Clomiphene citrate (Clomid) and progesterone work through entirely different pathways to influence fertility.
Clomid acts as a selective estrogen receptor modulator (SERM). It works by blocking estrogen receptors in the hypothalamus and pituitary gland. This blockage tricks your body into thinking estrogen levels are low, prompting the pituitary gland to release more follicle-stimulating hormone (FSH) and luteinizing hormone (LH). Increased FSH stimulates follicle growth in the ovaries, potentially leading to egg release (ovulation). Clomid doesn’t directly impact the egg or the uterine lining.
- Key Action: Increases FSH and LH production. Target: Hypothalamus and pituitary gland. Outcome: Stimulates follicle growth and ovulation.
Progesterone, conversely, is a steroid hormone that prepares the uterine lining for potential implantation of a fertilized egg. It does this by promoting the thickening and vascularization of the endometrium. If fertilization occurs, progesterone levels remain elevated to support pregnancy; if not, levels decline, triggering menstruation. Progesterone doesn’t directly stimulate ovulation.
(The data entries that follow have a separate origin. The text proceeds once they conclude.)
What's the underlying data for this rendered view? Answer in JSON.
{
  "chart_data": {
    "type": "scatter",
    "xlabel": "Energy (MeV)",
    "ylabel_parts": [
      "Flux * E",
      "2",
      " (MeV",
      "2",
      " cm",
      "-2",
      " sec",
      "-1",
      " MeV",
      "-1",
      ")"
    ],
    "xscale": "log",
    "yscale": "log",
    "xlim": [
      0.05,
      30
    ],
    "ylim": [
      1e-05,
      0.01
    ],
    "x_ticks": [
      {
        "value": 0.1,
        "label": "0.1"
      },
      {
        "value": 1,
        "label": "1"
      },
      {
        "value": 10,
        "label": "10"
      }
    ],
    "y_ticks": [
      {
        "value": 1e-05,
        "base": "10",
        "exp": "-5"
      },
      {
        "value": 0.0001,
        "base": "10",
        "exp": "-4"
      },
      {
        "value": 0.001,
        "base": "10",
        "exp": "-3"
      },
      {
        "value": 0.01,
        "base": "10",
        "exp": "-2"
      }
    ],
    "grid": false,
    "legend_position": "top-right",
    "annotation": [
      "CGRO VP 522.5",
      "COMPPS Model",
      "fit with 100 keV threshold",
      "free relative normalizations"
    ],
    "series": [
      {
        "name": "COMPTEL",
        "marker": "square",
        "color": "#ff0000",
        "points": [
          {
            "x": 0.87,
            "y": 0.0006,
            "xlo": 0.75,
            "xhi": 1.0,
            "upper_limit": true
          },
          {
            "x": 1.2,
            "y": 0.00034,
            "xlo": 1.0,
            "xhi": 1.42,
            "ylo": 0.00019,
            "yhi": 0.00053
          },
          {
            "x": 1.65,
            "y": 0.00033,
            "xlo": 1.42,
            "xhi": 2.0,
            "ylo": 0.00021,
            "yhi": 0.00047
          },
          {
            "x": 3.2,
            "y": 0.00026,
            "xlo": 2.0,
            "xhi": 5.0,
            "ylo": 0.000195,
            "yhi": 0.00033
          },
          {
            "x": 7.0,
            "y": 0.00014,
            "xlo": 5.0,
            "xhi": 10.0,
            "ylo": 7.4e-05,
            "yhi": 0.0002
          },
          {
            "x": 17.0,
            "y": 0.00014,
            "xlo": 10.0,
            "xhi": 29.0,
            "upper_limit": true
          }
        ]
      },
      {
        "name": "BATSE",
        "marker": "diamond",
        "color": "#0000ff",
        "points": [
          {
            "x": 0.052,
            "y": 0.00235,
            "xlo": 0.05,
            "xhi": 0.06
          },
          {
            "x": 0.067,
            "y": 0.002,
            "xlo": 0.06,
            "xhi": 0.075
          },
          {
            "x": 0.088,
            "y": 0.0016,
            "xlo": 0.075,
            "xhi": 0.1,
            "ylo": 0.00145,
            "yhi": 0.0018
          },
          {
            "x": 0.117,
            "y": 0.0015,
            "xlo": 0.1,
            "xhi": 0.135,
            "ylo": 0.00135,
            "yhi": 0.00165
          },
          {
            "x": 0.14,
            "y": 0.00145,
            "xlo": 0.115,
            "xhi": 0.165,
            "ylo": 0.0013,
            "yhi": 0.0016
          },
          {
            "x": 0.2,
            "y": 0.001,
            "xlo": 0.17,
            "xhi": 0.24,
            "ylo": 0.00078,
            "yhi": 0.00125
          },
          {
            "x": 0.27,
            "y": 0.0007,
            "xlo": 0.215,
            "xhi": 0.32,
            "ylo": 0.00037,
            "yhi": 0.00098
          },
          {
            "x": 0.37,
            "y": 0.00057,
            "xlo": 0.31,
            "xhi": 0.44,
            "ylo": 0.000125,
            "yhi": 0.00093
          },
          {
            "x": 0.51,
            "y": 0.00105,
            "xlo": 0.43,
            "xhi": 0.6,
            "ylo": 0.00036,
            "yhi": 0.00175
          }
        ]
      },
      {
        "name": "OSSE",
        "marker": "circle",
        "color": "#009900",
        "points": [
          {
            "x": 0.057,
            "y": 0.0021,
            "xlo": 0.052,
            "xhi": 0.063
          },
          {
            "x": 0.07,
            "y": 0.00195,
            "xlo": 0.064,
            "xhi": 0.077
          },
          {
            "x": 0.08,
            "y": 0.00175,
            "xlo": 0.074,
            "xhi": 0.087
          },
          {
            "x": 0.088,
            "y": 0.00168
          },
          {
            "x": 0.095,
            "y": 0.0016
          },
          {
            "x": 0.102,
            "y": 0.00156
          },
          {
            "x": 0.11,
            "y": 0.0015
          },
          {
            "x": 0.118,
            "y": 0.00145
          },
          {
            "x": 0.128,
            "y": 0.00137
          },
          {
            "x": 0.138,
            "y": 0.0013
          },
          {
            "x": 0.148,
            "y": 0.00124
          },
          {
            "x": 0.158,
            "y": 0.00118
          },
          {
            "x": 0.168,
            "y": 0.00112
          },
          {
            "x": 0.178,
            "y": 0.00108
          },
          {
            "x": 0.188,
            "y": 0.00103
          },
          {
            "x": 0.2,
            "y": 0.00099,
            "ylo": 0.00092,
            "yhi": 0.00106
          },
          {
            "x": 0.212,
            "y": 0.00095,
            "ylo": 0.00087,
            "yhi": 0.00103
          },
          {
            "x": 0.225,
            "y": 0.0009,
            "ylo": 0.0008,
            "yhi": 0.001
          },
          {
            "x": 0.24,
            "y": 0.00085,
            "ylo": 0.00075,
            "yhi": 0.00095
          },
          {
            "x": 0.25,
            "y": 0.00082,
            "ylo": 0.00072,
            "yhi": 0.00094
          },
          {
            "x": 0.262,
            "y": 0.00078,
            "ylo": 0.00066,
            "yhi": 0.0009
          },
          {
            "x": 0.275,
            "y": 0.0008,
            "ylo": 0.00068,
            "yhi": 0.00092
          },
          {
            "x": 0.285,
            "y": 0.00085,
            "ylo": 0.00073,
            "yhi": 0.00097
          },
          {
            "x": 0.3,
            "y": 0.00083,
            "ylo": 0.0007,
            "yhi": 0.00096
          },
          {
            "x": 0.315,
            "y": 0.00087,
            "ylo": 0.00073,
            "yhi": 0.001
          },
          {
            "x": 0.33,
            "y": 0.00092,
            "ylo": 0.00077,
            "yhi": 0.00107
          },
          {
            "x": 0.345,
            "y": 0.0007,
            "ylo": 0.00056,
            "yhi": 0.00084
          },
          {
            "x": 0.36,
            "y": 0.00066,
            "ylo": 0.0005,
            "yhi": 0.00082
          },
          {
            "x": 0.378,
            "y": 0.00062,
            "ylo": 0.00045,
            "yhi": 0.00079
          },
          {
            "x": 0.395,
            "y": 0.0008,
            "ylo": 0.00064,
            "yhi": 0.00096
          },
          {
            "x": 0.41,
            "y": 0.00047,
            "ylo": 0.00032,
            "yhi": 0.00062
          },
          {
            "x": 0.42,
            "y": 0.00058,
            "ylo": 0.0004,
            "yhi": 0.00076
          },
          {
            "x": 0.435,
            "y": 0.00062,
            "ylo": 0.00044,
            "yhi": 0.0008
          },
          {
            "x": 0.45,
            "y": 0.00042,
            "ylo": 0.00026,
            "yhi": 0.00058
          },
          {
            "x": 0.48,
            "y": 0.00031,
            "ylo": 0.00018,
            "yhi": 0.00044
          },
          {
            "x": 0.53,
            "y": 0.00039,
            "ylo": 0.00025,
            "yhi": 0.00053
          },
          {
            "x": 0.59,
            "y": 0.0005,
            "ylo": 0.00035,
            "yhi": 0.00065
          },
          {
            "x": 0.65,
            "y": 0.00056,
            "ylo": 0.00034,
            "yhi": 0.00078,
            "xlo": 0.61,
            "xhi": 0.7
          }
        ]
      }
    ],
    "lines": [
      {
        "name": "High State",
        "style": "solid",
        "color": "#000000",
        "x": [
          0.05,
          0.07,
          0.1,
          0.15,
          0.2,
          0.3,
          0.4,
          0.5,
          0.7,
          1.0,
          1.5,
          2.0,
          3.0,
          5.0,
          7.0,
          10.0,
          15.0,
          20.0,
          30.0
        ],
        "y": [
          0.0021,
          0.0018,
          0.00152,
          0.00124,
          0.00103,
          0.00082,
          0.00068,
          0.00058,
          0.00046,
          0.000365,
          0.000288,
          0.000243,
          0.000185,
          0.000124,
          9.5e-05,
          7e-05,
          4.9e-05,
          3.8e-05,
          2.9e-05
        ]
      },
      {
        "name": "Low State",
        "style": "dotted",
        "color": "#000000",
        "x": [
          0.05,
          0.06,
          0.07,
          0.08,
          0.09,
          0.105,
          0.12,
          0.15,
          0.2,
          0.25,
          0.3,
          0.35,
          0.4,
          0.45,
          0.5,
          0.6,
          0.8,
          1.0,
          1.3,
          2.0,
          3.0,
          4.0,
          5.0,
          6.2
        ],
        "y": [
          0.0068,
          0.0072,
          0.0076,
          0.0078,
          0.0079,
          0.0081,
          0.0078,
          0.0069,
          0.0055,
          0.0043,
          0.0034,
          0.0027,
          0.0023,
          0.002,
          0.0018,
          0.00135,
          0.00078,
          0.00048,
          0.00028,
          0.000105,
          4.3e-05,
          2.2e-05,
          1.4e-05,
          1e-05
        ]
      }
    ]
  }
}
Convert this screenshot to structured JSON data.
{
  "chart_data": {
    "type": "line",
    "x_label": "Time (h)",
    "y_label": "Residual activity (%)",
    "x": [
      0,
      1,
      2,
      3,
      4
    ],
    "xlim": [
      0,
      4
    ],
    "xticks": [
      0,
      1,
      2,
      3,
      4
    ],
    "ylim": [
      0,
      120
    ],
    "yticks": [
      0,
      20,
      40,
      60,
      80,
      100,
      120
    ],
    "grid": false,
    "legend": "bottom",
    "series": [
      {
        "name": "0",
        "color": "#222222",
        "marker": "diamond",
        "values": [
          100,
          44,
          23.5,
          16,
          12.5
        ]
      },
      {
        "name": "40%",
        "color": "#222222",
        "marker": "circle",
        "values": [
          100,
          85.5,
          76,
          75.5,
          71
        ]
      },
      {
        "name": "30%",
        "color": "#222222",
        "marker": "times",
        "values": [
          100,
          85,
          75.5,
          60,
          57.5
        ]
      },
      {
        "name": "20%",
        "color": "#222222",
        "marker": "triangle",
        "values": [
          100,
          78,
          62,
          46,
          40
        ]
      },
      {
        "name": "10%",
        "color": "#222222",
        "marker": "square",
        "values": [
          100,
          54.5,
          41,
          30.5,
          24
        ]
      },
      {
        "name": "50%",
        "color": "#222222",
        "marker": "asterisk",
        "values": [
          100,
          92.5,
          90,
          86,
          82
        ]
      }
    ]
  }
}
- Key Action: Prepares the uterine lining for implantation. Target: Uterine lining (endometrium). Outcome: Thickens and vascularizes the endometrium; supports pregnancy.
In short: Clomid promotes ovulation; progesterone prepares the uterus for a potential pregnancy. They address different stages of the reproductive process.
Clomid initiates the process by stimulating egg release. Progesterone completes the process by preparing the uterine environment for a potential fertilized egg.